Al momento, e le vaccinazioni proseguono a ritmo sostenuto, sono stati evidenziati rarissimi effetti collaterali. “Ad oggi, l’ipotesi che possa essere immunogenico, in linea generale non può essere scartata al 100% ma è un’ipotesi che rientra fra quelle più disparate che si possono fare sul vaccino – sottolinea Falcone – Sulla base di questa formulazione, non può esserci un’automatica associazione di questo con eventuali reazioni allergiche ritardate. Ad oggi, non si sono nemmeno verificate se non in casi rari”.

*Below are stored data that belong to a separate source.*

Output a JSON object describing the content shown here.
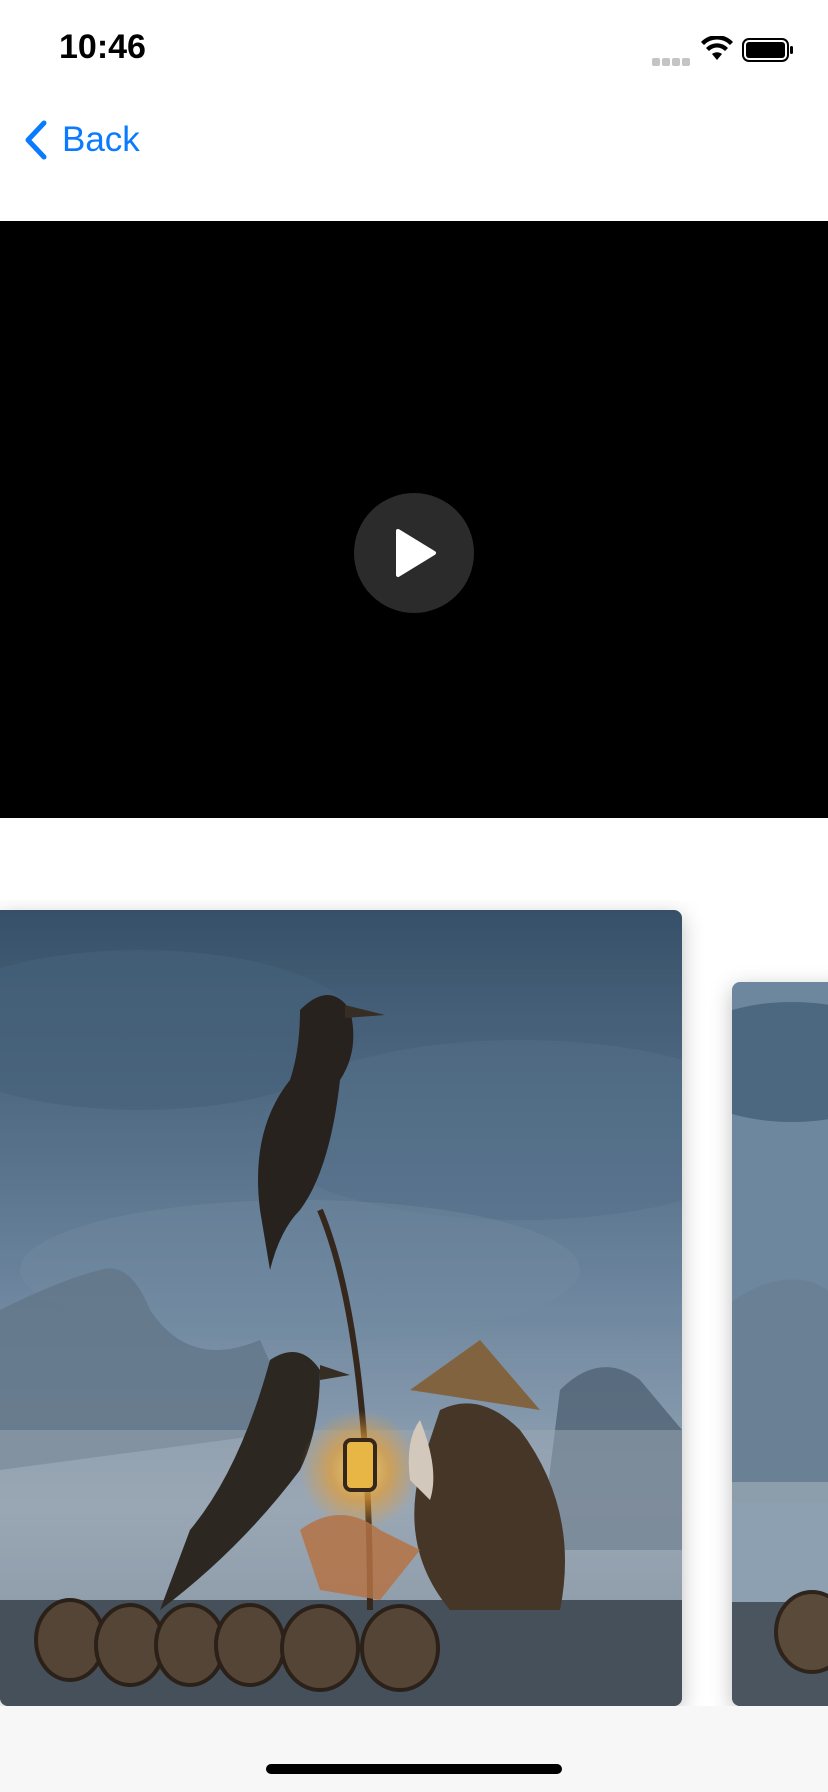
{
  "status_bar": {
    "time": "10:46",
    "icons": [
      "cellular-signal-icon",
      "wifi-icon",
      "battery-icon"
    ]
  },
  "nav": {
    "back_label": "Back",
    "back_icon": "chevron-left-icon",
    "accent_color": "#0a7aff"
  },
  "video": {
    "play_icon": "play-icon",
    "background": "#000000"
  },
  "carousel": {
    "items": [
      {
        "image": "fisherman-with-cormorants-photo"
      },
      {
        "image": "fisherman-with-cormorants-photo"
      }
    ]
  }
}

Un po’ di numeri. Come sottolineato dalla stessa rivista Science che ha messo in dubbio i peg, le reazioni anafilattiche possono verificarsi con qualsiasi vaccino ma di solito sono estremamente rare, circa una per un milione di dosi. Al 19 dicembre, gli Stati Uniti avevano visto sei casi di anafilassi tra le 272mila persone vaccinate, il Regno Unito soltanto due. Inoltre, nella fase dei trials clinici di Pfizer, nessuna reazione allergica è stata evidenziata in studi su oltre 44mila persone che si sono offerte volontarie per testare il vaccino sebbene siano state escluse le persone con una storia di allergie e gravi reazioni avverse ad altri vaccini, che meritano una menzione a parte.
Peg dentro shampoo e dentifricio
Queste sostanze, come accennato in precedenza, sono anche utilizzate in prodotti di uso quotidiano come dentifricio e shampoo come addensanti, solventi, ammorbidenti e trasportatori di umidità e sono stati usati come lassativi per decenni. Un numero crescente di prodotti biofarmaceutici include anche composti ‘PEGilati’. Per tanto tempo, si pensava che fossero biologicamente inerti, ma un numero crescente di prove suggerisce che non lo sono. Secondo uno studio del 2016 condotto da Samuel Lai, un farmacista presso l’Università del North Carolina, il 72% delle persone ha almeno alcuni anticorpi contro i peg, presumibilmente a causa dell’esposizione a cosmetici e prodotti farmaceutici. E poi, circa il 7% di chi li possiede avrebbe un livello abbastanza alto da predisporli a reazioni anafilattiche.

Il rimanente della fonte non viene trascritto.